Death is taboo. Does the system prepare us to fire a child forever? Nobody prepares us, because the natural thing is to kill us before our children. There is a lack of education and it should be
normalized. In fact, one in four pregnancies is a perinatal death according to WHO data. So it's not that rare. And not only that, in pregnancy, it's not all pink: it's possible, as we did, for us to diagnose heart disease to your baby during pregnancy, and for that we also have to be prepared to ask for help.

Perinatal grief is also a great taboo. What would you tell a family that a baby has died and the people around him? Often,
a hug is worth more than a word. Because when a child dies to us, it goes
without saying anything. Moreover, the pain is so terrible that there is nothing to say, there are no words that cure it. The best thing they can do is give space to the experience lived by that family, take the food and go for a walk if they have a dog, ask about the name of the child and point the date of birth. Society remains as if they do not exist frequently, but dialogue with them helps.
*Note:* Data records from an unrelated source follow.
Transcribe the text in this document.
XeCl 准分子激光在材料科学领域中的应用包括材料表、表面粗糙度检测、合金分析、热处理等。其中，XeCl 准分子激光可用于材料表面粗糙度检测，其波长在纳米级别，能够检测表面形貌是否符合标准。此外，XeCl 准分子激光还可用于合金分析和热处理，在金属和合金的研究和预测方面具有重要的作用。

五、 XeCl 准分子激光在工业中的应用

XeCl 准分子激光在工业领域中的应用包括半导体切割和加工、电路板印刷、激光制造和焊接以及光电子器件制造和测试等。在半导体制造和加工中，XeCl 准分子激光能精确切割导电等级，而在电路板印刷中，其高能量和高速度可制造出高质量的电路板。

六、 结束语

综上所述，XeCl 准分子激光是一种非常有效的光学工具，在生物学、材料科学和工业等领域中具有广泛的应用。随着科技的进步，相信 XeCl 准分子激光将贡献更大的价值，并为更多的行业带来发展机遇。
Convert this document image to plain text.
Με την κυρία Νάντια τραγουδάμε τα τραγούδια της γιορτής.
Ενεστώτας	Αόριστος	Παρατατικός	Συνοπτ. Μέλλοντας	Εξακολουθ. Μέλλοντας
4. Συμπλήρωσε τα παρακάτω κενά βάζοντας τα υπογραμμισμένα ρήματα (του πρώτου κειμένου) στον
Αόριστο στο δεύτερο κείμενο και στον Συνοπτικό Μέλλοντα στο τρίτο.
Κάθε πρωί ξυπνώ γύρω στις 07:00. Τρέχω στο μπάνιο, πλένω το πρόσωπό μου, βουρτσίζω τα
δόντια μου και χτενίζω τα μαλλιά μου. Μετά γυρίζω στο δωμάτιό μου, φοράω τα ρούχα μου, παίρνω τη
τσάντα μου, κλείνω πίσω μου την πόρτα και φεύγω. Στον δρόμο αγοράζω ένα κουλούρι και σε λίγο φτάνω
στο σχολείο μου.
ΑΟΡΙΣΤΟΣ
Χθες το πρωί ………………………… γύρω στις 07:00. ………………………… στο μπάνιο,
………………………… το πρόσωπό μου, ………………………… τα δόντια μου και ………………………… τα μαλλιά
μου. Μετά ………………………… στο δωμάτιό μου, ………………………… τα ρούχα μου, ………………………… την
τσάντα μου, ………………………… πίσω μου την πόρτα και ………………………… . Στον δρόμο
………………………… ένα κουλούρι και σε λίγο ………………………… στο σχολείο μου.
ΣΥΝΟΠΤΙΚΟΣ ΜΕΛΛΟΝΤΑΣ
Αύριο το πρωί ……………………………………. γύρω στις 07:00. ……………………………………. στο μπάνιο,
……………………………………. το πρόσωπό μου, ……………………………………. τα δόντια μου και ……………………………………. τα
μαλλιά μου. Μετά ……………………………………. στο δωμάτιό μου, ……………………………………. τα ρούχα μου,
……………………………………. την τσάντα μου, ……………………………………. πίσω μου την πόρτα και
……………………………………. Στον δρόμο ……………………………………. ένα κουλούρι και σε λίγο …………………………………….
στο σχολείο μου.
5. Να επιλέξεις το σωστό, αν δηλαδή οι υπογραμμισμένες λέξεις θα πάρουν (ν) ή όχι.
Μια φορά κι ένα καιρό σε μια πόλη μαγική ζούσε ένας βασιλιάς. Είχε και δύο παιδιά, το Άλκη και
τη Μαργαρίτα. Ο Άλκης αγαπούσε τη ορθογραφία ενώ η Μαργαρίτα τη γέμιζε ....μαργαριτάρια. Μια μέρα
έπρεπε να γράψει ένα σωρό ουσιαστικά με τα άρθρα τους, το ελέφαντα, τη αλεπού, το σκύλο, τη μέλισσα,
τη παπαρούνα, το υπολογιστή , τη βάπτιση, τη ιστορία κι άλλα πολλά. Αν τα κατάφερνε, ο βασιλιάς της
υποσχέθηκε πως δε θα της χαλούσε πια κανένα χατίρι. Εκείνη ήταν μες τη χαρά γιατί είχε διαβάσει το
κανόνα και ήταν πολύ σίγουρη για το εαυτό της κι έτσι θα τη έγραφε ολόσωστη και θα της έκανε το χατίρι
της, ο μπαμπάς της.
Finally, do you think motherhood is idealized? How did you anticipate being a mother? From a young age, I knew I wanted to be
a mother. That's why I've traveled a lot. I'm proud of everything I've done before I become a mother. I represented motherhood as an easy thing. I thought we would be nomads and we would live working there and here. Then I saw no. Our third child underwent heart surgery at birth, so we can't travel long enough.

Art as a companion

"Art has always been present in my life. My mother was an art collector and she is currently performing painting exhibitions; my father is the best cartoonist I know. My sister and I, when we were little, took us to exhibitions and art galleries. He always said that around us there was beauty and that we too would be able to create beauty. Today this lasts me time and time again. But parents never saw art as a possible trade, neither tried nor promoted me academically. They said it was a hobby. Then I found myself casually with tattoos, but I think everything was written somewhere."